IntroductionUp
There are three three basic PanLex text standards.
Unicode character encoding
The first basic PanLex text standard requires that all characters in the text be represented with their Unicode encodings.
If you are assimilating data from a source whose digital text is encoded in compliance with a different standard, you may be able to convert it to Unicode automatically. Some text editors and encoding converters (see below) can read text in various encodings, convert it, and write a new version of it in Unicode encoding forms.
You are likely, however, to encounter some sources whose encoding does not fully comply with any major standard. Creators of digital sources often improvize. You may need to investigate particular characters or install non-Unicode fonts so you can visualize the text and then determine how it has been encoded. Encoding questions are particularly likely to arise when you extract text from a PDF file.
One method for investigating encodings is to generate a frequency table that counts the number of instances of each character in a source file and to examine the table.

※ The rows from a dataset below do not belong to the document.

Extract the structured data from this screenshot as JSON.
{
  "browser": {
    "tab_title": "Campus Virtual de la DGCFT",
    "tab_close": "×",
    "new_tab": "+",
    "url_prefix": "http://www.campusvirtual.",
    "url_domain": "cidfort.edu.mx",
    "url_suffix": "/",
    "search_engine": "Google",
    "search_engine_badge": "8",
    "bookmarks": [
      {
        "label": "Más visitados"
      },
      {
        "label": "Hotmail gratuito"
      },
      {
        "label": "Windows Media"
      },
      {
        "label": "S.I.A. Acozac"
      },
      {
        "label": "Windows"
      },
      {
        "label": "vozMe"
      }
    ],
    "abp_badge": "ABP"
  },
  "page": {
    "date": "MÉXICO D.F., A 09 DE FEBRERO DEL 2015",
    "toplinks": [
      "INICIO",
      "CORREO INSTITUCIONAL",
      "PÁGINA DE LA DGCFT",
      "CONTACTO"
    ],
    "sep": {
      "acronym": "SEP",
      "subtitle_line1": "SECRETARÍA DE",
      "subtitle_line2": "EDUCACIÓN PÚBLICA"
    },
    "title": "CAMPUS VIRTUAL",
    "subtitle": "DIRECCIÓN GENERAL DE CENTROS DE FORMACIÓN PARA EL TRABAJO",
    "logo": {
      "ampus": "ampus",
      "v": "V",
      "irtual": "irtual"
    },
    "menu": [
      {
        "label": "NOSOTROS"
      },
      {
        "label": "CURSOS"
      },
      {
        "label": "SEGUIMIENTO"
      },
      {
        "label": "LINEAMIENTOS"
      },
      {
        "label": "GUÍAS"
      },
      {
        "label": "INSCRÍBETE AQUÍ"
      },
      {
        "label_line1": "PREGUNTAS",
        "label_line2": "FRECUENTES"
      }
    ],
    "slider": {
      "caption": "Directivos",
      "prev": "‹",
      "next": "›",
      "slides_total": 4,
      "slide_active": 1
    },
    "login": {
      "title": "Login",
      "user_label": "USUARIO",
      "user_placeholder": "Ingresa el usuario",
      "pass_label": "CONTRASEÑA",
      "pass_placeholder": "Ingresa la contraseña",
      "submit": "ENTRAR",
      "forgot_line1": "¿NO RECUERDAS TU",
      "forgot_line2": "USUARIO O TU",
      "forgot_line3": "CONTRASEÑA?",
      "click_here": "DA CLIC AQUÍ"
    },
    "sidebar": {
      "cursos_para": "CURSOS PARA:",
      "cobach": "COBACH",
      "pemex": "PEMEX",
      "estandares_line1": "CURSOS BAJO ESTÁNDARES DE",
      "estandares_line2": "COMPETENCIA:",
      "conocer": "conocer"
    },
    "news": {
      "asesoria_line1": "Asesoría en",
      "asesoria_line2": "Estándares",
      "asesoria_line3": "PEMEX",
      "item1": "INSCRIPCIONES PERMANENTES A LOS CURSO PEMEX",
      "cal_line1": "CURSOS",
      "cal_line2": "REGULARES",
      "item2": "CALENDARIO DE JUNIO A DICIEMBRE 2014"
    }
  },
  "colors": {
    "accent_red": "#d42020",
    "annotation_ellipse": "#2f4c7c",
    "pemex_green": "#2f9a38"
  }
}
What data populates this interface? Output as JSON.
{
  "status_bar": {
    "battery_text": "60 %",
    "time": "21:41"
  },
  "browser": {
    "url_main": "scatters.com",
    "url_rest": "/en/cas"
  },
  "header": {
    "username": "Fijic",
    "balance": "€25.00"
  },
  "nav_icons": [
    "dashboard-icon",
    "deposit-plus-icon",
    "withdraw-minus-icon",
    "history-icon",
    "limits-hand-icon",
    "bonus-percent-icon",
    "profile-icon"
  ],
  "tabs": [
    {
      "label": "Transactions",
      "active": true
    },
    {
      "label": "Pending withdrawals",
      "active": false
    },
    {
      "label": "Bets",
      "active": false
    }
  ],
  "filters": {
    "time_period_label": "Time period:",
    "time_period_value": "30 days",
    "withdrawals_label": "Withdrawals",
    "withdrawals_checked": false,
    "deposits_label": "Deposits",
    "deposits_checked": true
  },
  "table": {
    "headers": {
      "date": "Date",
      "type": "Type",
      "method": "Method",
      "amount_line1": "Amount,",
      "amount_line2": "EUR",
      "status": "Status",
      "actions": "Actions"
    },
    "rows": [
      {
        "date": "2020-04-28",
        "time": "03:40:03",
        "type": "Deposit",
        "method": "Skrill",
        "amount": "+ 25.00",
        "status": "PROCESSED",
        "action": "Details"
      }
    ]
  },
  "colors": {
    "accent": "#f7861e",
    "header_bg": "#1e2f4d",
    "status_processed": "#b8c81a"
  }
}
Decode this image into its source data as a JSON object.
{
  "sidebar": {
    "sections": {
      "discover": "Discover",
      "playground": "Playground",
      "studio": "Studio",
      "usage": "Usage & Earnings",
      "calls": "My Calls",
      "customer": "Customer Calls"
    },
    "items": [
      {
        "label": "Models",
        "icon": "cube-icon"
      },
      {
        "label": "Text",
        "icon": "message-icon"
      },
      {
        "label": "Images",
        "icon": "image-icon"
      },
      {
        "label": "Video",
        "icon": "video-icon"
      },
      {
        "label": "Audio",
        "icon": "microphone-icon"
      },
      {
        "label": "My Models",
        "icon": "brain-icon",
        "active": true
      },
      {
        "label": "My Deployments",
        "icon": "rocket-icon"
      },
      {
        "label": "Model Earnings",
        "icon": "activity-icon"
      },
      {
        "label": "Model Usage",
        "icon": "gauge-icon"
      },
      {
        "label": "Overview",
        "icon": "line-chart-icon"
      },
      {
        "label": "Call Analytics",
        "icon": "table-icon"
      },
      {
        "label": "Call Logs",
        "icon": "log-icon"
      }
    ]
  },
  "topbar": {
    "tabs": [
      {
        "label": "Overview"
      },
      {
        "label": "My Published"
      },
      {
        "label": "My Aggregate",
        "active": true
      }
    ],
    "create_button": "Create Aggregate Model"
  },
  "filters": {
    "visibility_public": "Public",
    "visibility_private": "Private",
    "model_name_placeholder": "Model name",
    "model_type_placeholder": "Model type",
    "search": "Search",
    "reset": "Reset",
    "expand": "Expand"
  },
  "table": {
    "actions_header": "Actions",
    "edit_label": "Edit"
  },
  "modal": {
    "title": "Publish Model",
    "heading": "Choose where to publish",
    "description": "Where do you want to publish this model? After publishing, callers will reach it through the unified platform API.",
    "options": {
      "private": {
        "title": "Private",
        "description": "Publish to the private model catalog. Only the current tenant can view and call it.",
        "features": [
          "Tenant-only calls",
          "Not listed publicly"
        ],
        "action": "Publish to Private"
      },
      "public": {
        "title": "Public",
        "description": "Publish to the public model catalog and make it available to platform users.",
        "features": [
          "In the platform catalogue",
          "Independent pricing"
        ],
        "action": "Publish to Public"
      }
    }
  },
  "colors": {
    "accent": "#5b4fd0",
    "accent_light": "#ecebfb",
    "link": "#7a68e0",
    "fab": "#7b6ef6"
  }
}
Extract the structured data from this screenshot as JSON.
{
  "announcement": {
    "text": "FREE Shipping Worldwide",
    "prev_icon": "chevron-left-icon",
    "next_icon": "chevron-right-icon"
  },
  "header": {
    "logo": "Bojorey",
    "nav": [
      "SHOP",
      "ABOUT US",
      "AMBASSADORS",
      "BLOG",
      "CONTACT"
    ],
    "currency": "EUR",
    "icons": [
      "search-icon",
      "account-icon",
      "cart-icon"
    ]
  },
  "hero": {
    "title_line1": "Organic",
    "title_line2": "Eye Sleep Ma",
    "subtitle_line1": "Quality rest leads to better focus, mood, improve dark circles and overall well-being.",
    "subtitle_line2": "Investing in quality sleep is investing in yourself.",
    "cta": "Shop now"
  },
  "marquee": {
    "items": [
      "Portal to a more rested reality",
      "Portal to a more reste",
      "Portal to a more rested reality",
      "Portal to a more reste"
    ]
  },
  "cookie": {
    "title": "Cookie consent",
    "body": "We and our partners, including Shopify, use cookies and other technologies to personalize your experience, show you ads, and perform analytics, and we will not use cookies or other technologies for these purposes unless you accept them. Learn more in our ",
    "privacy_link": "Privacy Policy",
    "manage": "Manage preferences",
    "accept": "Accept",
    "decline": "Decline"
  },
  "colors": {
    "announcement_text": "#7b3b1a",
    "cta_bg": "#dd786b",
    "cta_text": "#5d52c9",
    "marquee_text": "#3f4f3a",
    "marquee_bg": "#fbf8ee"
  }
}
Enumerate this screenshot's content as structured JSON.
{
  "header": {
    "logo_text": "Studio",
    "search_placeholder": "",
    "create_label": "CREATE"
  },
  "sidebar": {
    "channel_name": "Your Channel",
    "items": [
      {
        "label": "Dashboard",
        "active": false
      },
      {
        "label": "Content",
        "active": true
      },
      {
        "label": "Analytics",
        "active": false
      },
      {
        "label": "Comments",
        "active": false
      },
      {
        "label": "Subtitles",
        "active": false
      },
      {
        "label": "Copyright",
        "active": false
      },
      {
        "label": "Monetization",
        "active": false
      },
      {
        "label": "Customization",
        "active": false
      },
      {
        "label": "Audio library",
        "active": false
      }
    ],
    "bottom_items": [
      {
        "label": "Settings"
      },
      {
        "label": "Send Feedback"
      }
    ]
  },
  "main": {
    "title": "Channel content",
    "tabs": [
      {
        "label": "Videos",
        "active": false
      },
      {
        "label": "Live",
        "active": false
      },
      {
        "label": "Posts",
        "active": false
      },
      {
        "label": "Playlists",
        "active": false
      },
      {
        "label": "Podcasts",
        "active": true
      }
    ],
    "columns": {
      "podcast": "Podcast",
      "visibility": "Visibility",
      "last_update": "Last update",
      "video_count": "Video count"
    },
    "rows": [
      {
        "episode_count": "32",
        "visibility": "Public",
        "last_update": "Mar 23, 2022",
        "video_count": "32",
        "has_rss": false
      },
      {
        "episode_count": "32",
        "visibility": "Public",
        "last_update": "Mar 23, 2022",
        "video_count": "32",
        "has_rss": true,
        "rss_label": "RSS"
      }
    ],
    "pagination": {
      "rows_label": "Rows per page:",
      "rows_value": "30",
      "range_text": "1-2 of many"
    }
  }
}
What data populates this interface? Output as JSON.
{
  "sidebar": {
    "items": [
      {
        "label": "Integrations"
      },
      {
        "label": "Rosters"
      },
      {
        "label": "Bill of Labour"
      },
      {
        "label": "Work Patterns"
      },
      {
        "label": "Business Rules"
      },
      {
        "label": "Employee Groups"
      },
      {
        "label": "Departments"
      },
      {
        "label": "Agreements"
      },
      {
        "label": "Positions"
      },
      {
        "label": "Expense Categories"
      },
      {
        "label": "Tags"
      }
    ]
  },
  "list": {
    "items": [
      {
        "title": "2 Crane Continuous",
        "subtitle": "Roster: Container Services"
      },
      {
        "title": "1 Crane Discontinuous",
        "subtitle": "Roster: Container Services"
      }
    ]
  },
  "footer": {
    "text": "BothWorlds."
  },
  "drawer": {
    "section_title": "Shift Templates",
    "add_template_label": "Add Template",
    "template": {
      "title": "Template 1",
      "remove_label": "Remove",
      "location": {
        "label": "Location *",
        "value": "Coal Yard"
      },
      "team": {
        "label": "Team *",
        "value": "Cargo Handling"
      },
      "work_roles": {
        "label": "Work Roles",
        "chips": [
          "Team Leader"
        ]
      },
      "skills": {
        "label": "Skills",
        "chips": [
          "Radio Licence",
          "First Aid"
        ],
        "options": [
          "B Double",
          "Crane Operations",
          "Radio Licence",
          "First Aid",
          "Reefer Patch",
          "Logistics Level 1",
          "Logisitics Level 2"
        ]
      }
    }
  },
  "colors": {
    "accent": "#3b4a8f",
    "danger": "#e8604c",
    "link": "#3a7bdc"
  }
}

Once you know how the text is encoded, if you cannot find an existing conversion tool you can create your own, using global replacement of characters and character sequences. Regular expressions, hash tables in Perl, and dictionaries in Python are among the applicable tools. When including actual characters in your code is inconvenient, you can use escaped numeric representations of codepoints instead, such as \x{00df}
.
UTF-8 encoding form
The second basic PanLex text standard requires that the text be stored in compliance with the UTF-8 encoding form. In fact, tools that convert non-Unicode encodings to Unicode must choose some encoding form to write the new file in, so your automatic conversion will probably deal with both these PanLex standards at the same time.
Tools that can convert from some non-Unicode encodings to Unicode and, simultaneously, UTF-8 include:
- TextWrangler
- transcode.py (multiple scripts; part of Lextract project, sponsored by PanLex)
- TECkit (Text Encoding Conversion Toolkit)
- SIL Converters (multiple scripts, Windows application; we have a copy of its conversion maps)
- ISCII Plug-In
- Unigateway (Indic languages)
- Nepali Font Converter
- UnicodeConverter (Vietnamese)
Such tools can also serve the limited purpose of converting a different Unicode encoding form, such as UTF-16, to UTF-8.
Some scripts have not yet been encoded in Unicode, so their characters have no Unicode encodings. You can’t use the non-Unicode encoding used by a source, so what can you do? If a standard conversion exists to Unicode characters that are used in lieu of the authentic characters, you can use it. If not, you can create and document a custom conversion. If and when the script is encoded in Unicode, your documentation can be the basis for a conversion from the custom encoding to the new standard encoding of the script.
The Unicode Consortium continues to encode scripts. It prioritizes this work partly on the basis of need. PanLex is an associate member of the consortium, and we can help with the prioritization decisions by documenting the existence of sources in particular scripts and our need to have those scripts encoded. You should discuss any such scripts you discover with the PanLex staff, so we can decide whether to notify the Script Encoding Initiative and the Unicode Consortium about them.
NFC normalization form
The third basic PanLex text standard requires that the text comply with Normalization Form C.
Some libraries for use by programs can do this. In Perl, for example, there is Unicode::Normalize.
You may be able to ignore this standard when assimilating data. If your data consist of Unicode text that is not NFC, for example if the character “ü” is encoded as two characters rather than one, PanLem corrects this during importation.